¿Adónde estamos que no lo vemos? ¿Acaso nuestros ojos se han opacado con grises y negros absurdos? ¿Cuándo nos alejamos de la belleza cotidiana, de las maravillas creadas con nosotros?
Si de niños veíamos los rayos de sol como un crayón amarillo surcando el cielo y la purpurina plateada hacía las veces de estrellas sobre el azul aterciopelado del firmamento que nos cubre...
Nuestros pies descalzos se regocijaban con el frescor de la gramilla húmeda recién cortada y los árboles nos invitaban a treparlos volviéndose nidos de travesuras.
Que el viento nos enredara el pelo era un efecto secundario que a nadie le importaba, como tampoco la lluvia impía que nos mojaba la ropa entera o los charcos donde saltábamos felices y sin esfuerzo.

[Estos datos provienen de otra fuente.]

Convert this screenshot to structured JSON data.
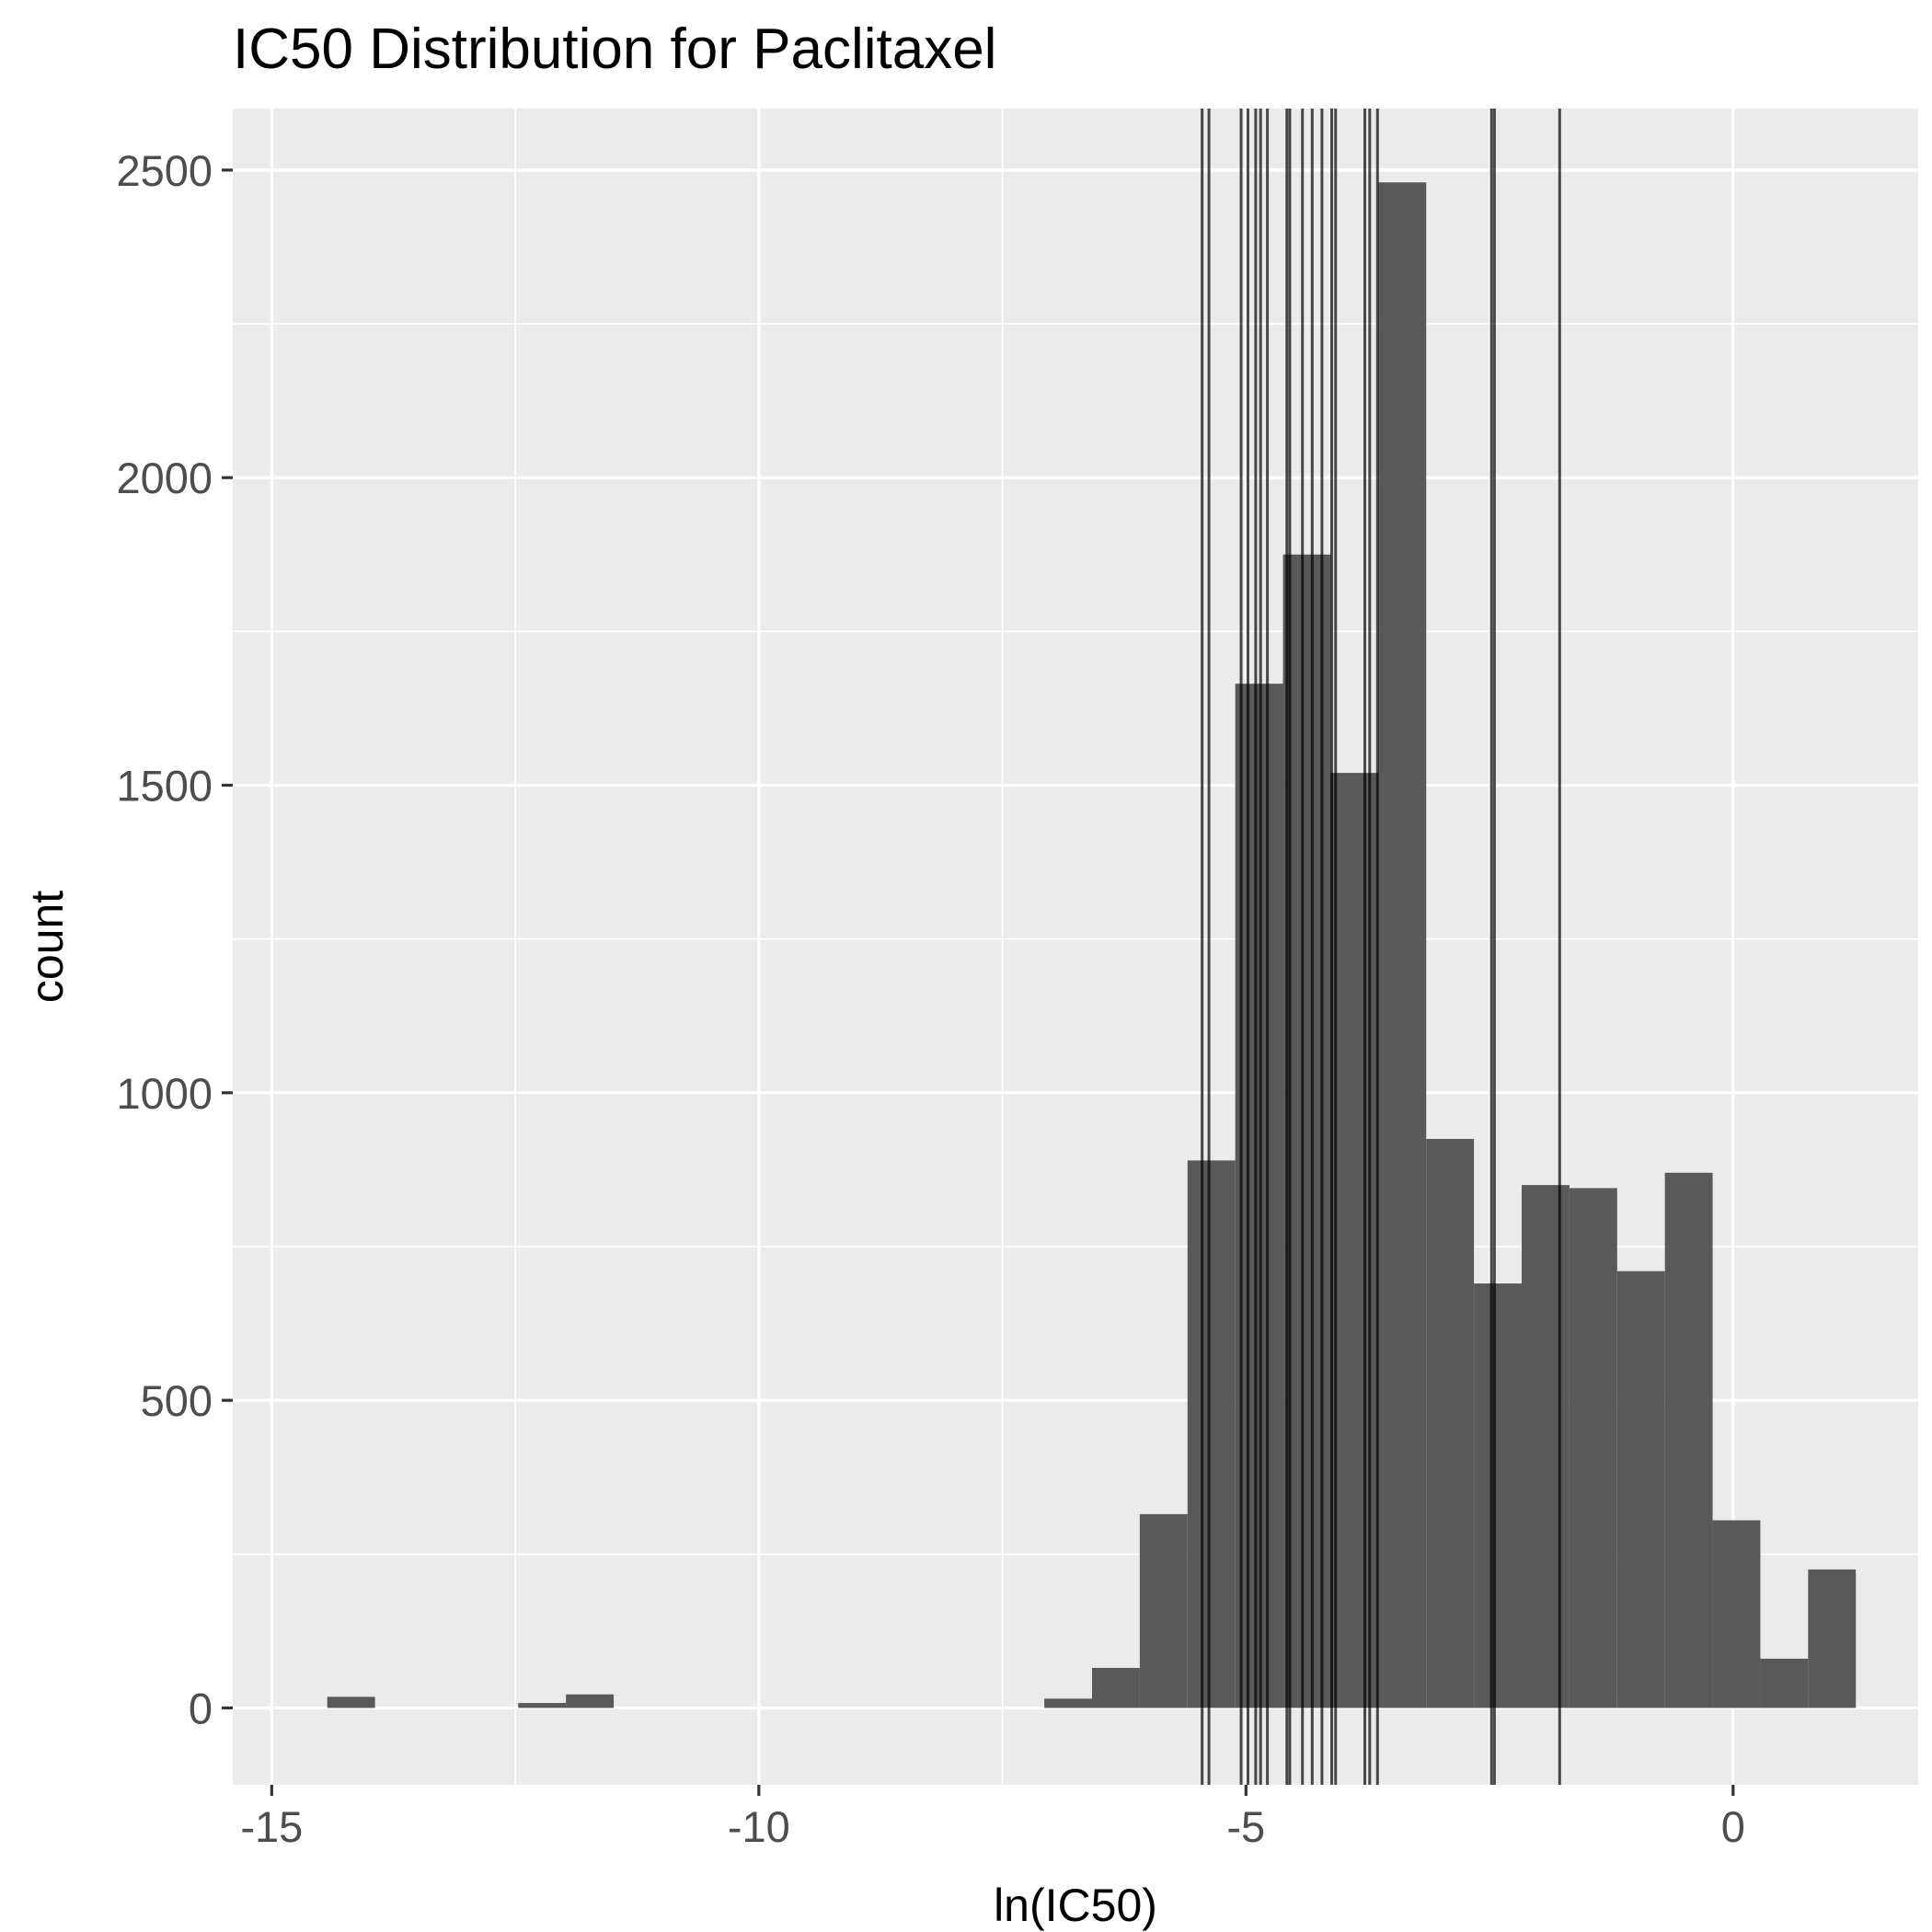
{
  "chart_data": {
    "type": "bar",
    "title": "IC50 Distribution for Paclitaxel",
    "xlabel": "ln(IC50)",
    "ylabel": "count",
    "xlim": [
      -15.4,
      1.9
    ],
    "ylim": [
      -125,
      2600
    ],
    "x_ticks": [
      -15,
      -10,
      -5,
      0
    ],
    "x_tick_labels": [
      "-15",
      "-10",
      "-5",
      "0"
    ],
    "y_ticks": [
      0,
      500,
      1000,
      1500,
      2000,
      2500
    ],
    "y_tick_labels": [
      "0",
      "500",
      "1000",
      "1500",
      "2000",
      "2500"
    ],
    "grid": true,
    "legend": "none",
    "bin_width": 0.49,
    "bins": [
      {
        "x0": -14.43,
        "x1": -13.94,
        "count": 18
      },
      {
        "x0": -12.47,
        "x1": -11.98,
        "count": 8
      },
      {
        "x0": -11.98,
        "x1": -11.49,
        "count": 22
      },
      {
        "x0": -7.07,
        "x1": -6.58,
        "count": 15
      },
      {
        "x0": -6.58,
        "x1": -6.09,
        "count": 65
      },
      {
        "x0": -6.09,
        "x1": -5.6,
        "count": 315
      },
      {
        "x0": -5.6,
        "x1": -5.11,
        "count": 890
      },
      {
        "x0": -5.11,
        "x1": -4.62,
        "count": 1665
      },
      {
        "x0": -4.62,
        "x1": -4.13,
        "count": 1875
      },
      {
        "x0": -4.13,
        "x1": -3.64,
        "count": 1520
      },
      {
        "x0": -3.64,
        "x1": -3.15,
        "count": 2480
      },
      {
        "x0": -3.15,
        "x1": -2.66,
        "count": 925
      },
      {
        "x0": -2.66,
        "x1": -2.17,
        "count": 690
      },
      {
        "x0": -2.17,
        "x1": -1.68,
        "count": 850
      },
      {
        "x0": -1.68,
        "x1": -1.19,
        "count": 845
      },
      {
        "x0": -1.19,
        "x1": -0.7,
        "count": 710
      },
      {
        "x0": -0.7,
        "x1": -0.21,
        "count": 870
      },
      {
        "x0": -0.21,
        "x1": 0.28,
        "count": 305
      },
      {
        "x0": 0.28,
        "x1": 0.77,
        "count": 80
      },
      {
        "x0": 0.77,
        "x1": 1.26,
        "count": 225
      }
    ],
    "vlines": [
      -5.45,
      -5.38,
      -5.05,
      -4.98,
      -4.9,
      -4.85,
      -4.78,
      -4.58,
      -4.55,
      -4.42,
      -4.32,
      -4.22,
      -4.12,
      -4.08,
      -3.78,
      -3.73,
      -3.65,
      -2.48,
      -2.45,
      -1.78
    ]
  },
  "style": {
    "panel_bg": "#ebebeb",
    "grid_major": "#ffffff",
    "bar_fill": "#595959",
    "vline_color": "#000000",
    "axis_tick_color": "#333333"
  }
}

¿Adónde estamos parados? ¿Qué colores vemos hoy? ¿Distinguimos las formas, los tonos y los perfumes que nos visitan de día y también de noche?

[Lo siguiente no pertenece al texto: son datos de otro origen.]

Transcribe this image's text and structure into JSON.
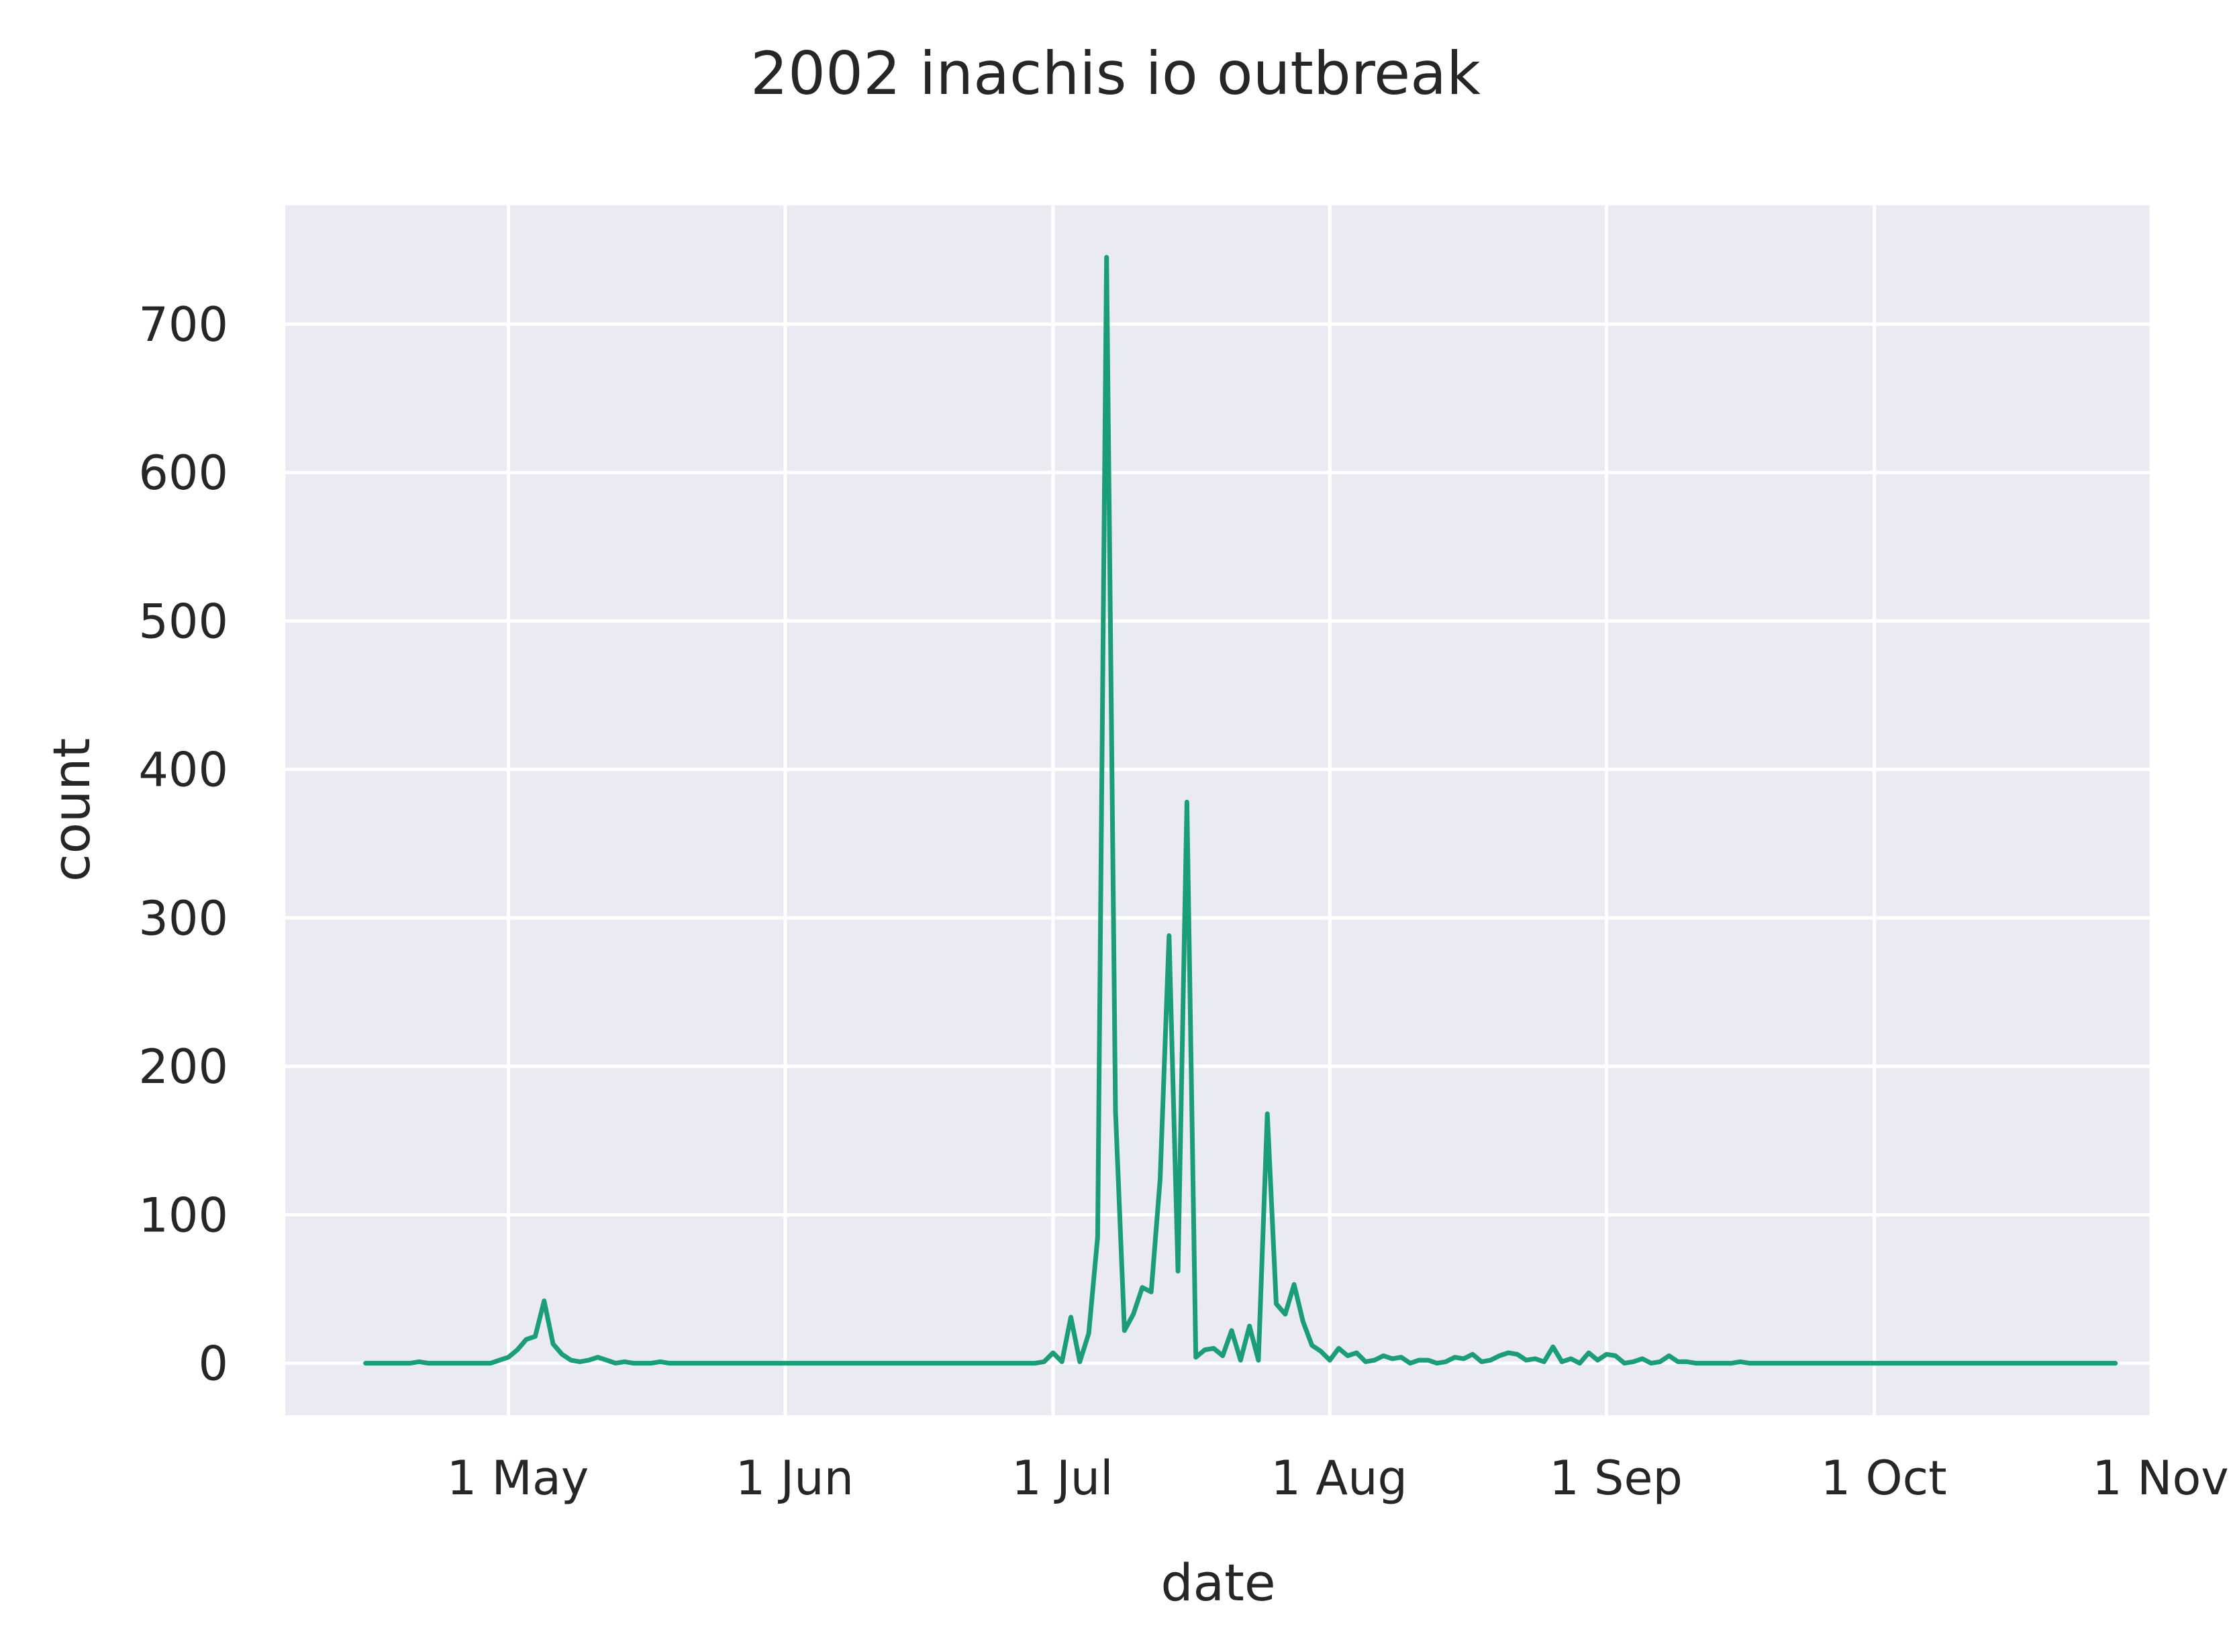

Nos están invitando a cada minuto, solo hay que estar atentos, abrir los ojos, oír los llamados, extender los brazos, dar zancadas precisas para llegar a ellos.
Hay que soltar... el aliento contenido, las palabras calladas, las lágrimas secas...
Hay... que mojarse la ropa, ensopar los zapatos, saltar bien alto en los charcos llenos y cantar al viento.
Derribemos el muro invisible que hemos erguido, ese que nos aleja de la inocencia y de la abundancia de todas las cosas que por sí sola nos da la vida.